Two patients developed REILD as reported by the treating physician; the first patient was previously treated with seven cycles of 177Lu-DOTATATE (55.4 GBq). Whole liver radioembolization in one session with 2.7 GBq was performed 4.6 years after the last cycle of 177Lu-DOTATATE. The patient developed ascites without significant biochemical toxicities and ascites decreased without medical intervention, and thus this was retrospectively classified as grade 2 REILD. Six months after radioembolization, extrahepatic disease progressed and the patient received additional 177Lu-DOTATATE (5.5 GBq), without evidence of REILD.
The second patient was heavily pre-treated and had three cycles of 177Lu-DOTATATE (20.1 GBq). Sequential whole liver radioembolization (right lobe first and left lobe six weeks later) with a cumulative activity of 5.0 GBq (partition model calculation) was performed 3.2 years after the last cycle of 177Lu-DOTATATE. The patient developed abdominal discomfort, ascites, CTCAE grade 3 hyperbilirubinemia and CTCAE grade 2 ALP elevation. Toxicities persisted till the patient died 20 weeks after radioembolization (REILD grade 5).
In retrospect, one other patient developed clinical and biochemical evidence of REILD, but was not reported by the treating physician. The patient had grade 3 REILD, based on grade 2 bilirubin elevation after 4 weeks (at baseline already grade 1) and development of ascites, without evidence of tumour progression. Bilirubin levels returned to grade 1 within 3 months (Fig. 1A) and ascites resolved with additional diuretics (spironolactone and furosemide).

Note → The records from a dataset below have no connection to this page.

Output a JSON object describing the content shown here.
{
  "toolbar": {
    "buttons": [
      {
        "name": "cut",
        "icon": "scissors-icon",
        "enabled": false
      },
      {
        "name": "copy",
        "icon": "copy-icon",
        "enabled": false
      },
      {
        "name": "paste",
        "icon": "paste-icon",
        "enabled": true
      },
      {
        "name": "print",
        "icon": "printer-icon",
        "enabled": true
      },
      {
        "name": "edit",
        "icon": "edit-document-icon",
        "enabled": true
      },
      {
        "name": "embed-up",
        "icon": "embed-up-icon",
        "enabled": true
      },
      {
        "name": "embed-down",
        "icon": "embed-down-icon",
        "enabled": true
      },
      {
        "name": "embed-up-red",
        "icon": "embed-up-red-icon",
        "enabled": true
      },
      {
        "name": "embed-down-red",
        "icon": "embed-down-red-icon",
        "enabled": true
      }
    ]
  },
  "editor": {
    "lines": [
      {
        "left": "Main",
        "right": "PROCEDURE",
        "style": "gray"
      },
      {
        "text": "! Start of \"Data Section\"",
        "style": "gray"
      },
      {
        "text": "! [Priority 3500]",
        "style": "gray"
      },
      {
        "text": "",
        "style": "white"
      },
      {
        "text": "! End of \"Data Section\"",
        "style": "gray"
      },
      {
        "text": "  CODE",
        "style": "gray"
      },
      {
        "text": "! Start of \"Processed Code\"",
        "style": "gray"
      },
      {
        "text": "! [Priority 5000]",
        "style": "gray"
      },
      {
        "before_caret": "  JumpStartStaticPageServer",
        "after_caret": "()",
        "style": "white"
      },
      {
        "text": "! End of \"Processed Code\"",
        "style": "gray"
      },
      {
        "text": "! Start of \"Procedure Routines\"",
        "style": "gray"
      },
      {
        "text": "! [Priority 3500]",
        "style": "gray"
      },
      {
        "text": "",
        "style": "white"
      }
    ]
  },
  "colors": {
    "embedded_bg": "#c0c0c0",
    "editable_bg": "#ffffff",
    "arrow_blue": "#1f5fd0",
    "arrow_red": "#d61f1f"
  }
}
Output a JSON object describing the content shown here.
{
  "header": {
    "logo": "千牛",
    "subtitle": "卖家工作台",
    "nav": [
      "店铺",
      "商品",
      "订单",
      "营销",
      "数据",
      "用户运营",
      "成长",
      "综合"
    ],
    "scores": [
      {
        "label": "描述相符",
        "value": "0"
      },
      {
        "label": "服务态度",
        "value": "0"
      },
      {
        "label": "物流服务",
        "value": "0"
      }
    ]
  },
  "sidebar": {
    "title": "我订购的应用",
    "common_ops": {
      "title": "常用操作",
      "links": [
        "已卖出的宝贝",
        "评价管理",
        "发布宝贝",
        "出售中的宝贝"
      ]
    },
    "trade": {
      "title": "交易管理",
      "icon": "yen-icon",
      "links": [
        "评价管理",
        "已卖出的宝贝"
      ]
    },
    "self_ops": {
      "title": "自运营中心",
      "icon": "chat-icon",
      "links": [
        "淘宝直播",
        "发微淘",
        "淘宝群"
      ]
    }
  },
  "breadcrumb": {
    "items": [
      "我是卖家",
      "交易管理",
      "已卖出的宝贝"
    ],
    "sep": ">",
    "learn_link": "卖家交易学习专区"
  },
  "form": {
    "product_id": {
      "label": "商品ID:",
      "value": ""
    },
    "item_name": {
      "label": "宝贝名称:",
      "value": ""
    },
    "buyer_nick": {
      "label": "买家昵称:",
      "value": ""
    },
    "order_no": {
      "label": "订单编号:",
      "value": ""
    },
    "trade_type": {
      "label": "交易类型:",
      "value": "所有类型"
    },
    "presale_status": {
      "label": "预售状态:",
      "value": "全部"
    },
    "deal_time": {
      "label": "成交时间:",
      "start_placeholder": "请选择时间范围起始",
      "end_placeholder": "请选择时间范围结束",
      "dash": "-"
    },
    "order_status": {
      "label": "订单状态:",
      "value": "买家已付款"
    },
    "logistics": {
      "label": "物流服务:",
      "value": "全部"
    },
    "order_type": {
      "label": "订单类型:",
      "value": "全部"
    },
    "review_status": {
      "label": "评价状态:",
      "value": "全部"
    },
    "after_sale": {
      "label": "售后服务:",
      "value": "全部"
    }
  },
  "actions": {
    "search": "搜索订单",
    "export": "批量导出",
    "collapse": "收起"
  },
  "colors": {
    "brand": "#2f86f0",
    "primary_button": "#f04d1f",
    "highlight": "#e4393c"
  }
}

Treatments after both PRRT and Radioembolization
A total of 34/44 patients (77%) received additional treatment after PRRT and radioembolization, apart from the reported additional radioembolization procedures in 10 patients (Table 3). Long-acting SSA therapy was continued in 18/44 patients (41%). In 19/44 patients (43%) additional PRRT treatments were given with 177Lu-DOTATATE with a median of one treatment cycle (range 1–7 cycles) and a median cumulative activity of 9.2 GBq (range 5.5–41.5 GBq). Other treatments were less common and consisted of systemic chemotherapy (27%), surgery (9%) or additional liver-directed therapies (9%; bland-embolization and radiofrequency ablation).
Median OS after radioembolization for the entire population was 3.5 years; range: 51 days (lost to follow-up)–7.6 years [95% CI 1.8–5.1 years]. Median OS for grade 1 NEN was 3.6 years [95% CI 2.7–4.3]. Median OS for grade 2 NEN was 2.8 years [95% CI 0.6–4.6], and for grade 3 NEN was 136 days (range 115–504 days). Patients with an unknown tumour grade had a median OS of 262 days (range 73–644 days).
Kaplan–Meier analyses confirmed intrahepatic tumour load > 75% as a significant negative prognostic factors for OS (p = 0.007; Fig. 2A). Presence of extrahepatic disease resulted in a poorer OS as well; median OS 3.2 years [95% CI 1.1–5.3] versus 6.2 years [95% CI 5.5–7.0] (p = 0.001; Fig. 2B). In the Kaplan–Meier analyses, OS was independent of disease control rate (p = 0.7) or objective response rate (p = 0.7) according to RECIST 1.1.